Most people at some point in their lives struggle with managing their finances, and this is especially true for those who live in poverty and have limited resources.
We use debt, or credit, to pay for certain things. We have mortgages for our homes, we take out loans for vehicles, or we use credit cards to buy things. Debt isn’t bad unless we let it get out of hand.
Credit is the ability of a person to obtain goods or services before payment, based on the confidence that payment will be made in the future. Debt is something, usually money, that is owed to others.
Last week, NerdWallet released the results of its 2021 US Household Credit Card Debt Study. They found that credit card debt was down, but total debt had increased over the past 12 months. The cost of living is rising faster than household incomes. More than a third of Americans (35%) say their household financial situation has deteriorated in the past 12 months. For households earning less than $50,000 a year, 47% say their situation is worse than a year ago.
The total debt owed by the average American household is now $155,622. This debt can include mortgages, home equity lines of credit, car loans, credit cards, student loans and other household debt, according to the Federal Reserve Bank of New York.
Having debt often creates financial hardship for families. You have to pay interest and possibly additional fees. If you are past due or late with your payments, these interest rates increase and additional charges are added. You also damage your credit score and have to pay more for credit in the future.
The debt that is so high that it needs to be controlled is our credit card debt. An outstanding balance on a credit card can have an interest rate of between 18% and 39%, rates much higher than what you would pay for a bank loan. Americans with credit card debt (which accounts for about half of those with cards) owe a total of $6,006! (That’s a 14% drop from last year.)
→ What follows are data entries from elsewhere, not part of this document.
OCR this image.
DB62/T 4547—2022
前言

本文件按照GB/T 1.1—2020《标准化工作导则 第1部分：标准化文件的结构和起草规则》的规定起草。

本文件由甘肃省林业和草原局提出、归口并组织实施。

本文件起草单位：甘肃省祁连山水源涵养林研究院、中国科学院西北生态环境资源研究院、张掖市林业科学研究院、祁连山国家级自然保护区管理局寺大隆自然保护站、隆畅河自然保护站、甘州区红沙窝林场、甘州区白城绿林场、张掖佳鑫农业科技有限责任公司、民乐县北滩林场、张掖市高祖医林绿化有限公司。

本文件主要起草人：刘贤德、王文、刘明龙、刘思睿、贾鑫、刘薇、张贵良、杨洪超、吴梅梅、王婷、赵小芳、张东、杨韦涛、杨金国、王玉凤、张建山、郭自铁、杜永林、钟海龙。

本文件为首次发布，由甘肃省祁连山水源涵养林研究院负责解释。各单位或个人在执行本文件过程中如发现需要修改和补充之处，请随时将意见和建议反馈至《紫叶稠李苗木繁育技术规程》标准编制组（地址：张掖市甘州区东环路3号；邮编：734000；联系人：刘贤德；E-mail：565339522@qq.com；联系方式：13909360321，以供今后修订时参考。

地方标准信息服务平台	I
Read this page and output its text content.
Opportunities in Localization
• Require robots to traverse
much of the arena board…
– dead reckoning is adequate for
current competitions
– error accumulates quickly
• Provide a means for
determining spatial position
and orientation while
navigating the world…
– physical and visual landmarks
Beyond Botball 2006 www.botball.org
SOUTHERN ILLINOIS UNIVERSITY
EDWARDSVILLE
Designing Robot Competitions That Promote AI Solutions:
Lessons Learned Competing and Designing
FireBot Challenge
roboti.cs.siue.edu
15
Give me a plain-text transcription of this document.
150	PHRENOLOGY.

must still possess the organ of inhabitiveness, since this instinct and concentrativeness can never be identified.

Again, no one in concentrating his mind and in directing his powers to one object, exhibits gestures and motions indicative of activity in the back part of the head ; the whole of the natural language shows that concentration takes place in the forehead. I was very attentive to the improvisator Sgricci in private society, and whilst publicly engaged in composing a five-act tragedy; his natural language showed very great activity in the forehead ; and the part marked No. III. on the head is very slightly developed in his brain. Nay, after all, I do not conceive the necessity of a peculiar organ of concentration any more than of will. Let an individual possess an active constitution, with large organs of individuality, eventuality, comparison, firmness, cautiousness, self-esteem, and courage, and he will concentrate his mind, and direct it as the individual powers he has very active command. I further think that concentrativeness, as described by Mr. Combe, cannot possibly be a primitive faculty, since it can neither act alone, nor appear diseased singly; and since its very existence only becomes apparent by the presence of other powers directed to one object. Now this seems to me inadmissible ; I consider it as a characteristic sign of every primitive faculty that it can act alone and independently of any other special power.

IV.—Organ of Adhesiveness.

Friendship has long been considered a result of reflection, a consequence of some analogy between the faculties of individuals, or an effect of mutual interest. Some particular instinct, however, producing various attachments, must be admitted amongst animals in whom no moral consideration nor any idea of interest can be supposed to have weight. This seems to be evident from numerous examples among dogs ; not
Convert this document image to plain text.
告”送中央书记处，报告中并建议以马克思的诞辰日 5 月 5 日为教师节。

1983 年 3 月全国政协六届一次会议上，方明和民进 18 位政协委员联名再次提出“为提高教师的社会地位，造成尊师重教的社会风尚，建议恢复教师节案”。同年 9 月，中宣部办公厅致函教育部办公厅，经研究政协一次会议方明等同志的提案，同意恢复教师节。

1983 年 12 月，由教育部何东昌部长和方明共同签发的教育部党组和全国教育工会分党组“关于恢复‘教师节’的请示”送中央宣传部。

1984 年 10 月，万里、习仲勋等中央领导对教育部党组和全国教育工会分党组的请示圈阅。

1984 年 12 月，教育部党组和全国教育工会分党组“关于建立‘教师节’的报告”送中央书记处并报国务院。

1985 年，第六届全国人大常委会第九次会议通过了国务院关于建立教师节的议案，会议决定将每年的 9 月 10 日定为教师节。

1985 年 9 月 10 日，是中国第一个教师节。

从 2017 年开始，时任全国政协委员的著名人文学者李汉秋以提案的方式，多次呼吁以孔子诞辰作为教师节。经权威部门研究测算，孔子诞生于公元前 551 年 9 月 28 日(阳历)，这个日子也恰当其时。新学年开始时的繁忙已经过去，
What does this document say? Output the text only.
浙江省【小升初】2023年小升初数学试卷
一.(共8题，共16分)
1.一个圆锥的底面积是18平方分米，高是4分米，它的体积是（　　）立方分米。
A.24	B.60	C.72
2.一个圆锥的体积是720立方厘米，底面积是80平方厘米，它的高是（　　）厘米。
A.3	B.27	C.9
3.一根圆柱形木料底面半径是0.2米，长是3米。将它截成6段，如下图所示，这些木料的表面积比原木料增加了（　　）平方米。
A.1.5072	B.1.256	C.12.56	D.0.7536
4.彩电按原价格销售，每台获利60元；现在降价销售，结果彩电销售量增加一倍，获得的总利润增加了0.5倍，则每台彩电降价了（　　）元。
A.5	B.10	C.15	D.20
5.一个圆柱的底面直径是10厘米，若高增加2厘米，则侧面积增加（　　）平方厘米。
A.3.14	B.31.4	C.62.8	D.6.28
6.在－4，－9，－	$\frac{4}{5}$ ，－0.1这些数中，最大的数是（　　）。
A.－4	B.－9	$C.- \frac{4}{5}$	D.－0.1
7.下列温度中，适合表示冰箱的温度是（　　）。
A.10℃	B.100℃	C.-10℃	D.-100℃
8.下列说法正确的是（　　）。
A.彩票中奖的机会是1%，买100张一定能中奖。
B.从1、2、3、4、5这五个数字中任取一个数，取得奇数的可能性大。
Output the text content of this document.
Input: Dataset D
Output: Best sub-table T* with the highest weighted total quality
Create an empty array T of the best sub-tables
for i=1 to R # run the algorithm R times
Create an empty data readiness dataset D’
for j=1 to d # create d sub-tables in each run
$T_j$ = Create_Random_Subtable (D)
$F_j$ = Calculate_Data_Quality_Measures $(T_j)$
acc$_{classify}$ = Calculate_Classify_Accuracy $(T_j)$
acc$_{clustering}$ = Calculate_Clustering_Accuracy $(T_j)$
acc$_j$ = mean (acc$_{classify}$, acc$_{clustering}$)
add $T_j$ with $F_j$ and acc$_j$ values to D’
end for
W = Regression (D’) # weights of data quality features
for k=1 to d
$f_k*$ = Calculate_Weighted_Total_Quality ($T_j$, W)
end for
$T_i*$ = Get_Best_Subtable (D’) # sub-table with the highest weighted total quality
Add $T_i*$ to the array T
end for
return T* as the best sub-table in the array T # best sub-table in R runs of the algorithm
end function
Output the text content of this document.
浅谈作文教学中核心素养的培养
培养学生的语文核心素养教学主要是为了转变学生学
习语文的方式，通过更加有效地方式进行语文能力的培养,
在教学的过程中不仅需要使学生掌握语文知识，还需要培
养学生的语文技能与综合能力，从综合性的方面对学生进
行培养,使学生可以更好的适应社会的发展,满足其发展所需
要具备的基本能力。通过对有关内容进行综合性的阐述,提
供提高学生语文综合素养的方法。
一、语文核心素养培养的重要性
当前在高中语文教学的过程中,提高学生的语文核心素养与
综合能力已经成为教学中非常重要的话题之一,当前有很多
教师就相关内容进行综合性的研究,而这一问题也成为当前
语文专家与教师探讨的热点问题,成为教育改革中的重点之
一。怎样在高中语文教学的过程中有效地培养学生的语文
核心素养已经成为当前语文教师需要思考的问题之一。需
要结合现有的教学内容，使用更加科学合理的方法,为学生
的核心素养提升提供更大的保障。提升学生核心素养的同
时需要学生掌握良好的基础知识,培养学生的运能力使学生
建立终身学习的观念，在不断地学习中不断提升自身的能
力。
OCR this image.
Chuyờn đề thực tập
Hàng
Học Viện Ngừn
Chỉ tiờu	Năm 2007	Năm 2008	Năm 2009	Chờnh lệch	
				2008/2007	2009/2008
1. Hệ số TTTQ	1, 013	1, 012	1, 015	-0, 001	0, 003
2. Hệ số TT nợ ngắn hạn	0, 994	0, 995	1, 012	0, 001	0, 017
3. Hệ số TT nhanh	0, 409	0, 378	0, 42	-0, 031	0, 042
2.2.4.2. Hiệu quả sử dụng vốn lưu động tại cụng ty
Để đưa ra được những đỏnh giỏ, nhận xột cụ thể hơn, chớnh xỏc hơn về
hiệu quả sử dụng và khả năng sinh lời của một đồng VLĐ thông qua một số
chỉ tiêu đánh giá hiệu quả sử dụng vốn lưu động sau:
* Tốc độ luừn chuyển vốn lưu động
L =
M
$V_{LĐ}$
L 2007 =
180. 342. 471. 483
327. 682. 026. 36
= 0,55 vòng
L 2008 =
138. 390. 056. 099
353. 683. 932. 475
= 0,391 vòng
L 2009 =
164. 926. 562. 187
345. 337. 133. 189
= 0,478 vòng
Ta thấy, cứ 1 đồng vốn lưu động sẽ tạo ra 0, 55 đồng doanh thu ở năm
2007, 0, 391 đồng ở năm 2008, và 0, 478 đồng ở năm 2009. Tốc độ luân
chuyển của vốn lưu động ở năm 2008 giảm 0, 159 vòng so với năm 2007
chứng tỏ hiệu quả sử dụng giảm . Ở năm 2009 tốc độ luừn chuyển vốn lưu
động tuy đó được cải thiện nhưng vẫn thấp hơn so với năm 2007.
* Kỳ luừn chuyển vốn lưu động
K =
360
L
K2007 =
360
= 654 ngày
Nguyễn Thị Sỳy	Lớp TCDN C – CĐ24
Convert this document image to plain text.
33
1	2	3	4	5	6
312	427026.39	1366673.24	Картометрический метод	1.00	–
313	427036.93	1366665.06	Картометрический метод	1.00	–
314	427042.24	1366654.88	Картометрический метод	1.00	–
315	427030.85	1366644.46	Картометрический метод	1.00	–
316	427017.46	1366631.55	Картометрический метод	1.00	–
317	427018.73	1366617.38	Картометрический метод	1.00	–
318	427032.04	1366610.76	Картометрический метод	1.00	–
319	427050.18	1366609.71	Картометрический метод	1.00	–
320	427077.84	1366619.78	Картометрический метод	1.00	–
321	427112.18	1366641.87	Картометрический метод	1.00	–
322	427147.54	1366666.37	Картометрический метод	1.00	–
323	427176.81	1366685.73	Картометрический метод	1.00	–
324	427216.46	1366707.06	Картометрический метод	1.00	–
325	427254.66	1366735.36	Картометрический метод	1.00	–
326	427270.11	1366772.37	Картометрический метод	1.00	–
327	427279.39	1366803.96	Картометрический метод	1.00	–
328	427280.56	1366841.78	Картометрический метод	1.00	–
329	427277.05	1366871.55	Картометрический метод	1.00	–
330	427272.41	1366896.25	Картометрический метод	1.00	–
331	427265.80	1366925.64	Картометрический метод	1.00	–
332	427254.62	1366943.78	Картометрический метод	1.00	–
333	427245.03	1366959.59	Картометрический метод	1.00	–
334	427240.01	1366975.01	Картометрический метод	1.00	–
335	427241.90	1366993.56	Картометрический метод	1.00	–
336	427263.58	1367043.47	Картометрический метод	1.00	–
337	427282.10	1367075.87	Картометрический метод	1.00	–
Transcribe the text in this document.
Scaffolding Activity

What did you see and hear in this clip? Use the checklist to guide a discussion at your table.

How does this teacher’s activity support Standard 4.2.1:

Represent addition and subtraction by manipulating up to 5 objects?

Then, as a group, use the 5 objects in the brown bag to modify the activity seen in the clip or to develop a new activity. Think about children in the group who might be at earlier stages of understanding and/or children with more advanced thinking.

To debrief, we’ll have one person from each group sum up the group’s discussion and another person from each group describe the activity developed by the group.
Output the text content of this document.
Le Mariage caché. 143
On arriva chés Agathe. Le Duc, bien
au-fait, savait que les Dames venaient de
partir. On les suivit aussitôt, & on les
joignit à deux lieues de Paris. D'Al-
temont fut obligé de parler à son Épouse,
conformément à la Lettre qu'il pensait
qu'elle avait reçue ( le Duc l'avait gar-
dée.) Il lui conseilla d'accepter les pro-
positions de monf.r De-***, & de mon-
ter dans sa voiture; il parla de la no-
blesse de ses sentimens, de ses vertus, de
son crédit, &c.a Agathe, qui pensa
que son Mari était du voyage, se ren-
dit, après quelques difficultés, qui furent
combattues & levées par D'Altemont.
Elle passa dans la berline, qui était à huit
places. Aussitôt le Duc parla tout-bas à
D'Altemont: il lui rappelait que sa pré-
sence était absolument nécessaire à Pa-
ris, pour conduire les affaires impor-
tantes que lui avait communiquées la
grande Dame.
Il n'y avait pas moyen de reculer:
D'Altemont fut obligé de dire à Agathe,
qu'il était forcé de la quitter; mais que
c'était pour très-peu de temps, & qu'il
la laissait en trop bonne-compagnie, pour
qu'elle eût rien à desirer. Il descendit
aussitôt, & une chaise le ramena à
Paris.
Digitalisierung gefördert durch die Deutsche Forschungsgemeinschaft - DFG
How can you pay off your debt? Maybe you could take out a loan and pay it all back, then make monthly payments on that loan, which charges a lower interest rate. If your credit is sufficient, you can subscribe to a balance transfer card which offers you an interest-free period. You move all your debts from your other cards and then work on paying off the new card. Don’t wait for the end of the interest-free period!
If you choose to work with the credit you currently have, you have two options for paying off that debt: high-interest loans or cards first, or small debts first.
Make a list of all your loans. Include
◦ To whom or where you owe money
◦ Type of loan (mortgage, car, student, credit card, etc.)
◦ Amount Due
◦ Interest rate paid
◦ Minimum monthly payment
Sort them from highest interest to lowest interest.
If you choose to pay off the highest-interest debt first, make the minimum monthly payments on the lowest-interest loans, like your mortgage or car loan. Use any extra money you have to pay off the highest interest loan. This will likely be a credit card or payday loan. When paid, you must close this account. Then apply the amount you were paying on the next highest interest debt until it is paid off.
Another strategy that many people use is called the snowball method. Pay more on the card or debt with the lowest balance, and the minimum on everything else. Close this account. Then make larger payments to the card with the next lowest balance, continuing until you are debt free.
Remember that these strategies will only work if you stop using these credit cards! Or at least only charge small amounts that can be paid in full each month.
Let’s say you have a credit card balance of $2,000 and a minimum monthly payment of $30. If you only pay the minimum, it will cost you over $4,400 in interest and take you about 18 years to pay it off. Doubling the payment to $60 would take four years to pay off. You would save about 14 years and over $3,600 in interest.
It’s time to create a SMART goal! A SMART objective is Specific, Measurable, Achievable, Realistic and Time-bound. Remember to prioritize, focus on one goal, and then break it down into smaller, manageable pieces. You might be able to pay an extra $15 a month on a credit card until your balance is down to zero. Is it worth it!